Writer Jim Eldridge and his son, Duncan Eldridge, had created a character for the "Diary of X" sections of their successful How To Handle Grown-Ups series of children's books which detailed the exploits of an anonymous schoolboy's many schemes, dodges and scrapes. When the Eldridges met with the BBC about developing the concept into a children's comedy series, they came up with a name for the character and fleshed out the scenario for the television series. The actual diary framing device element was dropped early on in the show's planning stages, due in part to avoid comparisons with the very successful The Secret Diary of Adrian Mole, Aged 13¾ books and television series, as well as it being felt that the diary sections simply weren't required for the format of the television series.

Although not generally recognised as a classic Children's BBC series of the era, the series performed well with its target age group and proving popular enough that two spin-off paperbacks, adapting stories from the first and second series respectively, were released.

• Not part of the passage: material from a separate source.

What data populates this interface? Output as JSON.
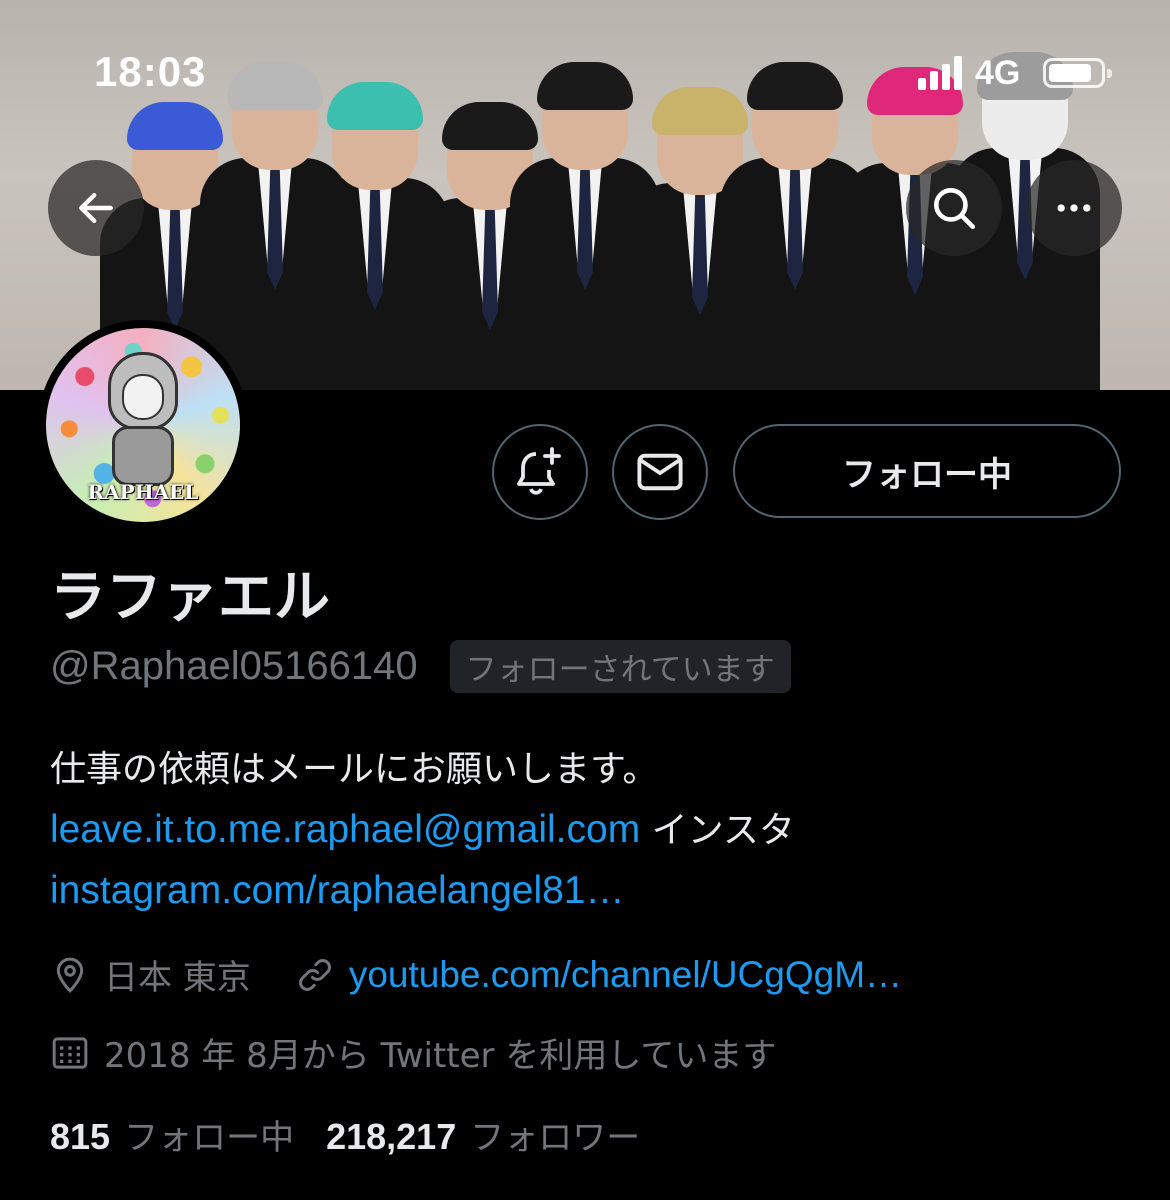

However, plans for a Christmas one-off episode and a third series were shelved, reportedly at recommendation of then-Director-General of the BBC Sir Michael Checkland to Head of Children's Programming Anna Home and following several letters from parents on Points of View voicing concern that, whilst Brian Boyes was mostly seen as mischievous but harmless in the vein of Dennis the Menace and various other 'naughty schoolboy' characters from over the years, the character and his endless manipulative schemes, and the lies he told to get away with them, were very seldom seen to have any sort of comeuppance or redemption beyond the occasional telling off – or risk of – from his mother, with concern that this conduct, without illustrated effect of punishment or correction, could be viewed as setting a bad example to young viewers. Despite this, series 1 and 2 were repeated in 1989 and 1990 respectively, but as a result no further episodes were made.